Resignation of Saverio La Francesca, MD
On October 5, 2017, Saverio La Francesca, MD resigned as President and Chief Medical Officer of the Company, effectively immediately.
Biostage is a biotechnology company developing bioengineered organ implants based on the Company's new Cellframe™ technology which combines a proprietary biocompatible scaffold with a patient's own stem cells to create Cellspan organ implants. Cellspan implants are being developed to treat life-threatening conditions of the esophagus, bronchus or trachea with the hope of dramatically improving the treatment paradigm for patients. Based on its preclinical data, Biostage has selected life-threatening conditions of the esophagus as the initial clinical application of its technology.
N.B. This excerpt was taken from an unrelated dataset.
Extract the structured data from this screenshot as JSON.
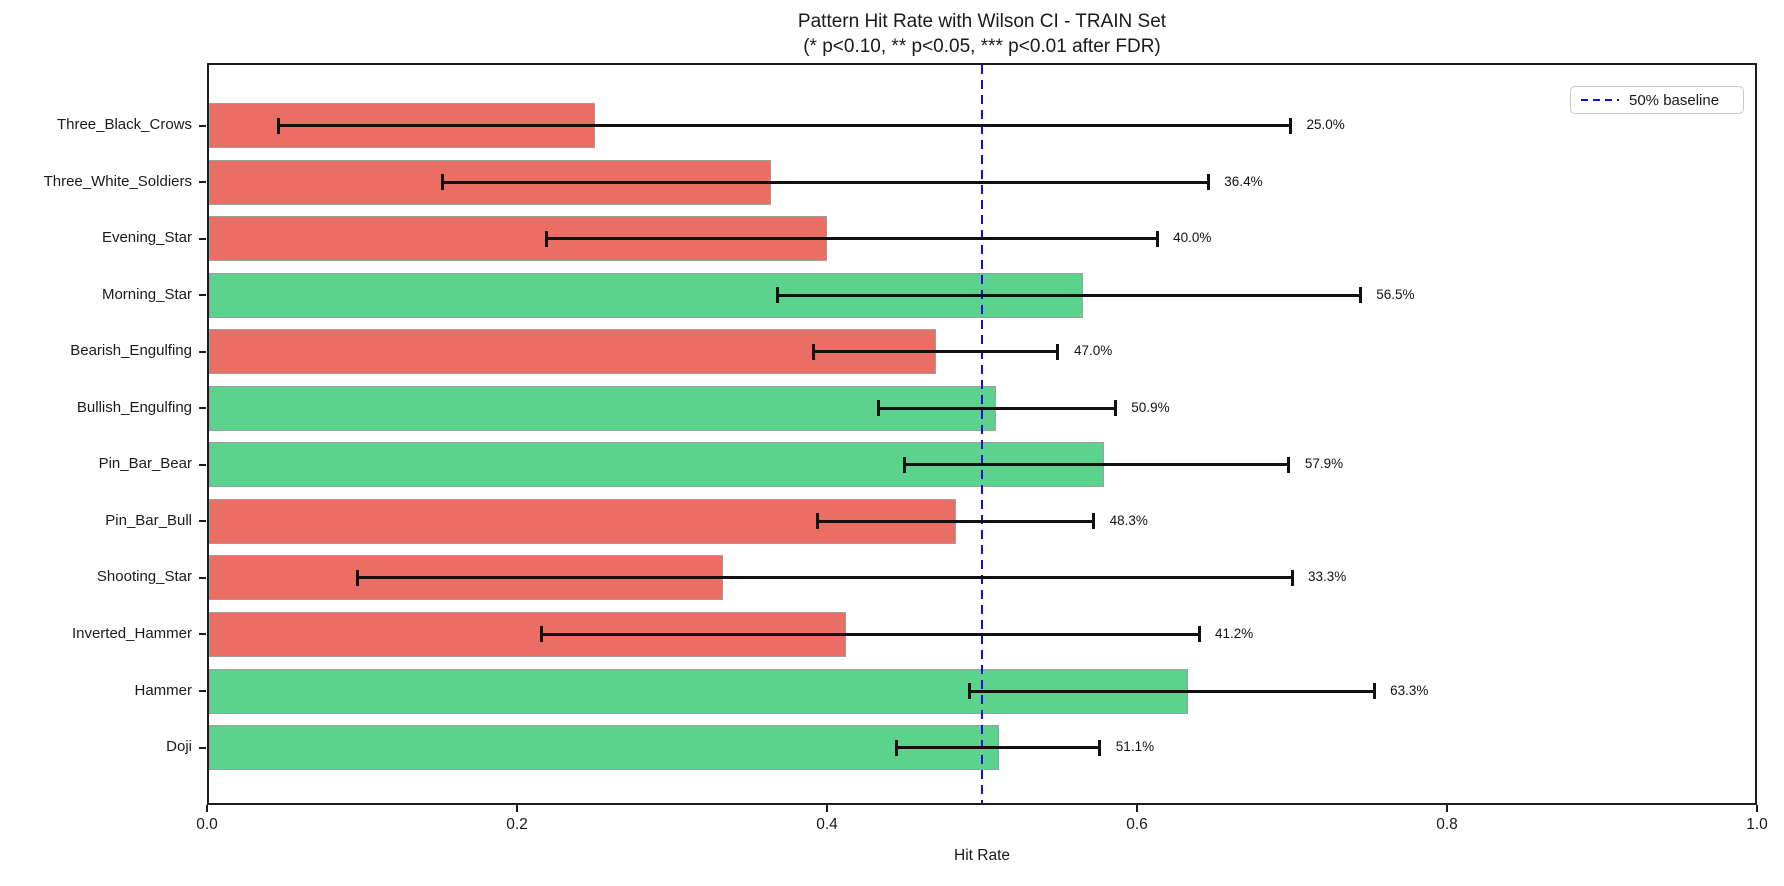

Certain statements in this press release constitute forward-looking statements that involve a number of known and unknown risks, uncertainties and other factors that may cause such forward-looking statements not to be realized. These "forward-looking" statements in this press release include, but are not limited to, statements relating to the potential quotation of the Company's shares on the OTCQB Market, the availability of strategic alternatives, development expectations and regulatory approval of any of the Company's products, including those utilizing the Company's Cellframe technology, by the U.S. Food and Drug Administration, the European Medicines Agency or otherwise, which expectations or approvals may not be achieved or obtained on a timely basis or at all; or success with respect to any collaborations, clinical trials and other development and commercialization efforts of the Company's products, including those utilizing the Company's Cellframe technology, which such success may not be achieved or obtained on a timely basis or at all. These statements involve risks and uncertainties that may cause results to differ materially from the statements set forth in this press release, including, among other things, the Company's ability to obtain and maintain regulatory approval for the Company's products, changes to the listing standards, requirements, policies or procedures of the OTCQB Market, fluctuations in the Company's general financial and operating results, changes in the Company's liquidity and capital resources, fluctuations in the market price of the Company's securities, changes in the capital markets; plus other factors described under the heading "Item 1A. Risk Factors" in the Company's Annual Report on Form 10-K for the fiscal year ended December 31, 2016 or described in the Company's other public filings. The Company's results may also be affected by factors of which the Company is not currently aware. The forward-looking statements in this press release speak only as of the date of this report. Biostage expressly disclaims any obligation or undertaking to release publicly any updates or revisions to such statements to reflect any change in its expectations with regard thereto or any changes in the events, conditions or circumstances on which any such statement is based.